Who is the FDA?
The Food and Drug Administration (FDA) is the government organization primarily tasked with ensuring that all food and drug products sold in the United States are safe, wholesome, and properly labeled. The Nutrition Labeling and Education Act requires that most foods bear nutrition labels that meet several FDA requirements.
Do Breweries Have to Comply with FDA Label Rules?
Not typically. Most beers are excepted from FDA label compliance, but instead are governed by the TTB. As reflected in the 1987 Memorandum of Understanding between the FDA and the TTB’s predecessor (the ATF), the TTB is responsible for the promulgation and enforcement of regulations with respect to the labeling of distilled spirits, wines, and malt beverages.
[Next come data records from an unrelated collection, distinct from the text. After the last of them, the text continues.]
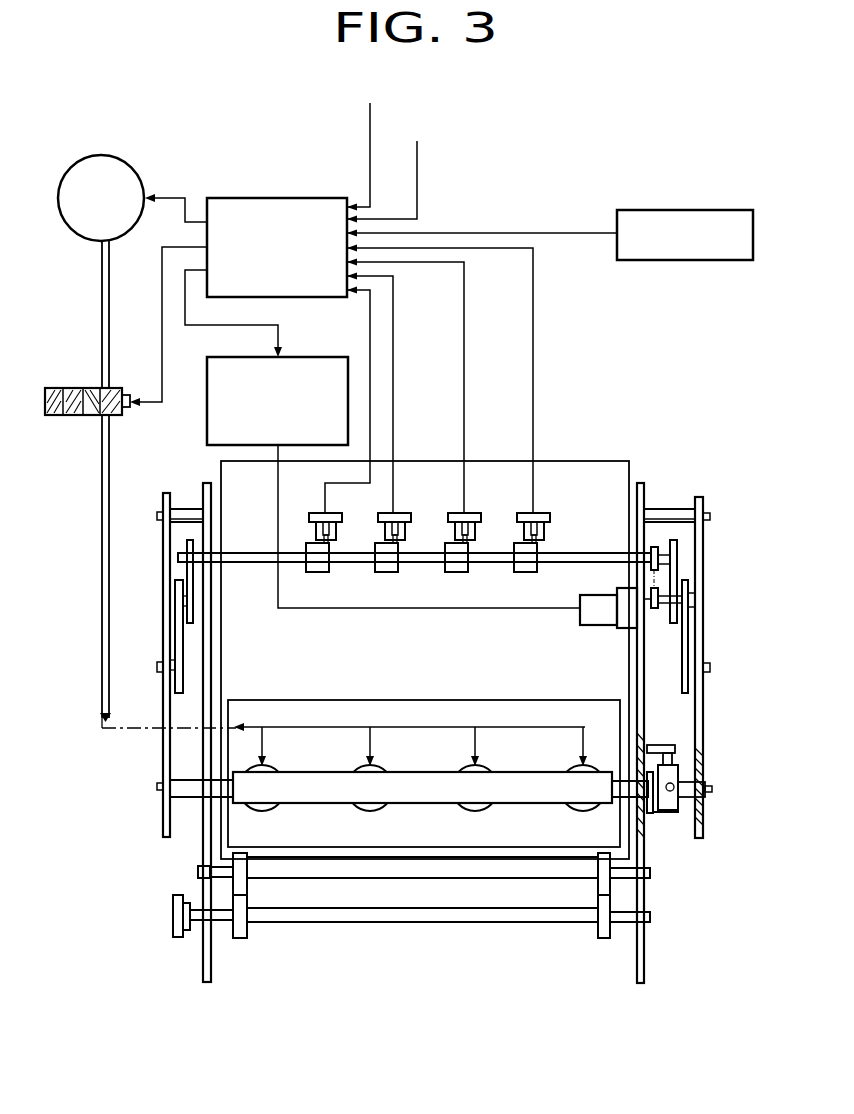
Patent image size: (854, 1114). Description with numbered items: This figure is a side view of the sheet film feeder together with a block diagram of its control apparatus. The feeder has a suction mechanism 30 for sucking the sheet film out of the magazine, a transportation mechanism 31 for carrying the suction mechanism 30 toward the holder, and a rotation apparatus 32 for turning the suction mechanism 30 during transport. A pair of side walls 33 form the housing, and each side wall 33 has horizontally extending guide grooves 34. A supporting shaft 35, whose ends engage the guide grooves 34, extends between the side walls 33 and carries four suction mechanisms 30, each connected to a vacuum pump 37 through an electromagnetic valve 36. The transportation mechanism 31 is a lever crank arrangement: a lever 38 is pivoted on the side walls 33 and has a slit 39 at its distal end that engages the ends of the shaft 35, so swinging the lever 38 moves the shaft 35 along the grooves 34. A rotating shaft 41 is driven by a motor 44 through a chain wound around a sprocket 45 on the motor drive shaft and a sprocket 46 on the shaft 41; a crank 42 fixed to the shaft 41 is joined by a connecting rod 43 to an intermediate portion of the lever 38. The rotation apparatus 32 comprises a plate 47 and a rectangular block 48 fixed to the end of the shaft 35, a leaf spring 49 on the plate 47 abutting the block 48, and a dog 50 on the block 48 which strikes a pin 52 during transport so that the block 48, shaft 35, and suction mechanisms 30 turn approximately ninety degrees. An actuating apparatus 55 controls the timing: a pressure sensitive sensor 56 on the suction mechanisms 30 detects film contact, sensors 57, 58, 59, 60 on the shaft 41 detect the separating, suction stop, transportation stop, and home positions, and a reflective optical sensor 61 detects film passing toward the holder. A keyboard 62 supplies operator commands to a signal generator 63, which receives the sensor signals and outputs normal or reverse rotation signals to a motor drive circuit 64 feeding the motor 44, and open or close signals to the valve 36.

The suction mechanism 30 is at (480, 802).
The transportation mechanism 31 is at (718, 578).
The rotation apparatus 32 is at (726, 762).
The side wall 33 is at (637, 664).
The guide groove 34 is at (649, 764).
The supporting shaft 35 is at (414, 798).
The electromagnetic valve 36 is at (84, 415).
The vacuum pump 37 is at (84, 232).
The lever 38 is at (703, 600).
The slit 39 is at (700, 790).
The rotating shaft 41 is at (576, 553).
The crank 42 is at (678, 561).
The connecting rod 43 is at (688, 622).
The motor 44 is at (600, 598).
The sprocket 45 is at (657, 609).
The sprocket 46 is at (656, 544).
The plate 47 is at (650, 814).
The block 48 is at (680, 806).
The leaf spring 49 is at (665, 812).
The dog 50 is at (676, 761).
The pin 52 is at (667, 746).
The actuating apparatus 55 is at (447, 207).
The pressure sensitive sensor 56 is at (446, 128).
The sensor 57 is at (543, 513).
The sensor 58 is at (474, 513).
The sensor 59 is at (406, 513).
The sensor 60 is at (316, 513).
The reflective optical sensor 61 is at (380, 90).
The keyboard 62 is at (679, 208).
The signal generator 63 is at (270, 198).
The motor drive circuit 64 is at (310, 358).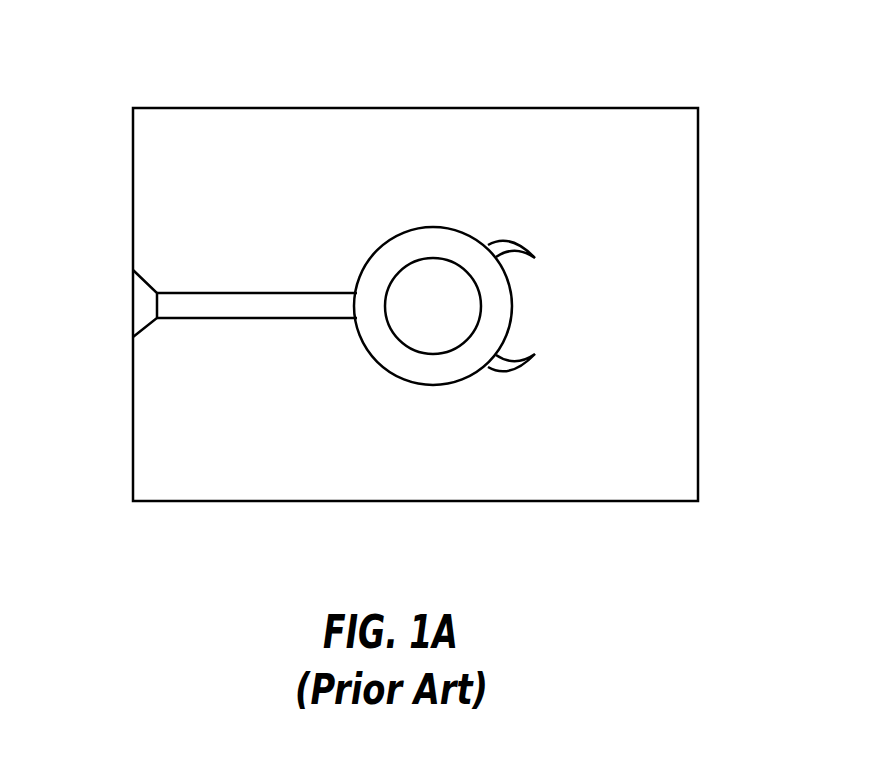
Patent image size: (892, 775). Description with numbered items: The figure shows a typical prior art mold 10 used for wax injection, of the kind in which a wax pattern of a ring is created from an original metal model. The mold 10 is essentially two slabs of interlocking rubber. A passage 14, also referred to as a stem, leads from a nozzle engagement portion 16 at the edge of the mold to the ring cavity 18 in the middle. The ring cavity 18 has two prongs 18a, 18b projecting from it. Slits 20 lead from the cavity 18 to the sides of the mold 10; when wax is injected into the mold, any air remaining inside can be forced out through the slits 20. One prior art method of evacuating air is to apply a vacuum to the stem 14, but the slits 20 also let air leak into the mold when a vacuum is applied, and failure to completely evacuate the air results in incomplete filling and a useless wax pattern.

The mold 10 is at (678, 53).
The passage 14 is at (232, 322).
The nozzle engagement portion 16 is at (143, 310).
The ring cavity 18 is at (383, 253).
The prong 18a is at (513, 237).
The prong 18b is at (513, 375).
The slits 20 is at (300, 449).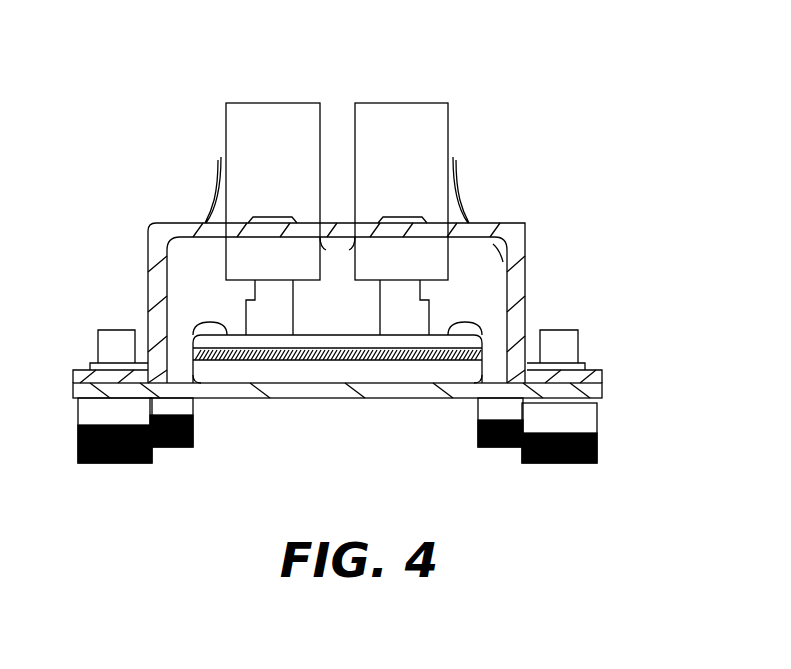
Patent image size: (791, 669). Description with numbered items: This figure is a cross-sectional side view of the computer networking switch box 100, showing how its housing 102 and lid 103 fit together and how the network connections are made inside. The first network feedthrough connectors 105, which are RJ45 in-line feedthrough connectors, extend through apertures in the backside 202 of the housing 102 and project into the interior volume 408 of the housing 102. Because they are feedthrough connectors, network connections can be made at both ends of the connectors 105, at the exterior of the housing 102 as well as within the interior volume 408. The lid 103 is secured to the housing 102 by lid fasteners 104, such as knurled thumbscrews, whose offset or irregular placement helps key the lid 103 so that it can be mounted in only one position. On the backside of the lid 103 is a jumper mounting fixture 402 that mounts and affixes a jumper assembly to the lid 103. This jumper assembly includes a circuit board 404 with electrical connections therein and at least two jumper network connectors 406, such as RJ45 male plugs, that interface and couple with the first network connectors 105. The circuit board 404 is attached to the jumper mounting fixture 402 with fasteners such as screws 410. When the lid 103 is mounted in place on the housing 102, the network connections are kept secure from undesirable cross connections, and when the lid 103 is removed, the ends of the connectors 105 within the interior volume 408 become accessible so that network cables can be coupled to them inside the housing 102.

The switch box 100 is at (107, 80).
The housing 102 is at (526, 249).
The lid 103 is at (335, 397).
The lid fasteners 104 is at (177, 447).
The first network feedthrough connectors 105 is at (228, 115).
The backside of the housing 202 is at (473, 226).
The jumper mounting fixture 402 is at (242, 373).
The circuit board 404 is at (484, 343).
The jumper network connectors 406 is at (265, 323).
The interior volume 408 is at (480, 251).
The screws 410 is at (212, 323).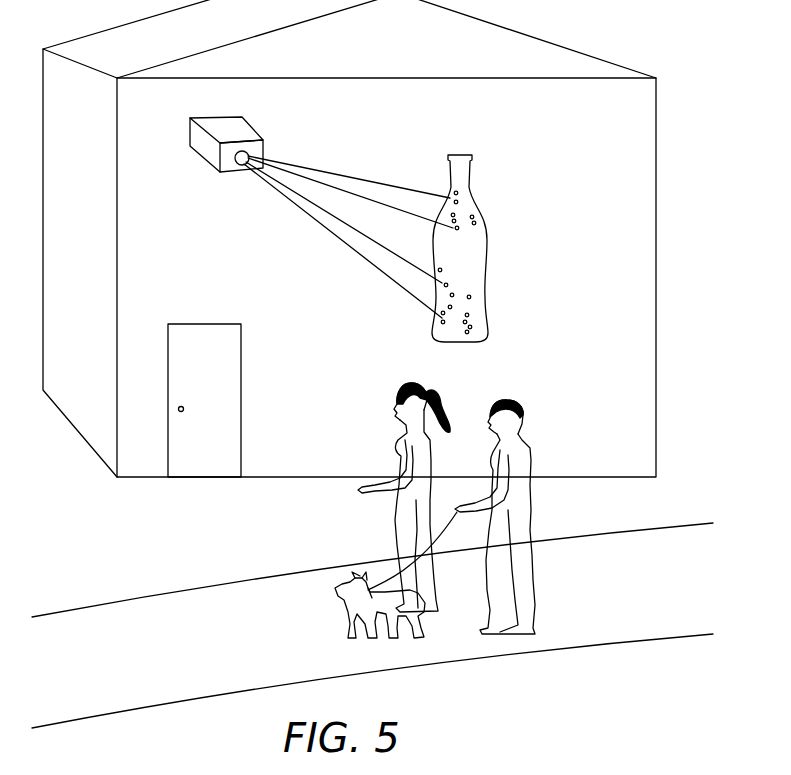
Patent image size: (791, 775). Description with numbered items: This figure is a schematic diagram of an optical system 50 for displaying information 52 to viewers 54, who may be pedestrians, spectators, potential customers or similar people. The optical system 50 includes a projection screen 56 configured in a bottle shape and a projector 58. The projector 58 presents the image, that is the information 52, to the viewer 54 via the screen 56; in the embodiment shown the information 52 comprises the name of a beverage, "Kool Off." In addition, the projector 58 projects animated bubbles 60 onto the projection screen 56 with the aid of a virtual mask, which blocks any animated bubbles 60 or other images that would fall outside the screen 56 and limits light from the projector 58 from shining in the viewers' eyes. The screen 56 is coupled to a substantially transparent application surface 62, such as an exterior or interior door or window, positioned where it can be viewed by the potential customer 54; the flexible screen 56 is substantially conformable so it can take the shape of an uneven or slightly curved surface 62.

The optical system 50 is at (337, 320).
The information 52 is at (482, 245).
The viewers 54 is at (517, 455).
The projection screen 56 is at (491, 248).
The projector 58 is at (232, 122).
The animated bubbles 60 is at (472, 313).
The substantially transparent application surface 62 is at (656, 273).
Some labels for beers, however, are not governed by the TTB. For instance, FDA (instead of TTB) label requirements apply to:
- Beers made from substitutes for malted barley (like sorghum, rice, or wheat); and
- Beers made without hops.
What are the FDA label rules?
Probably the most significant difference between the FDA and TTB label approval processes is that the FDA does not pre-approve of labels. This means that a brewery creating a non-TTB beer has to take even greater care to meet the FDA’s label requirements so as to avoid problems (i.e., lawsuits) from non-compliance down the road.
The FDA imposes some label requirements on products that are not required by the TTB. For instance, the FDA requires that the label display Nutrition Facts (see the full FDA requirements here). Notably, however, the FDA does not require that a beer label display alcoholic content. Non-TTB beers must still comply with some FDA requirements, for instance they must still display a Government Health Warning Statement.
To say the least, compliance with the federal government’s complicated bureaucracy for beer law is no easy task. I highly recommend that you consult with a competent attorney to ensure you are fully compliant with these and other laws.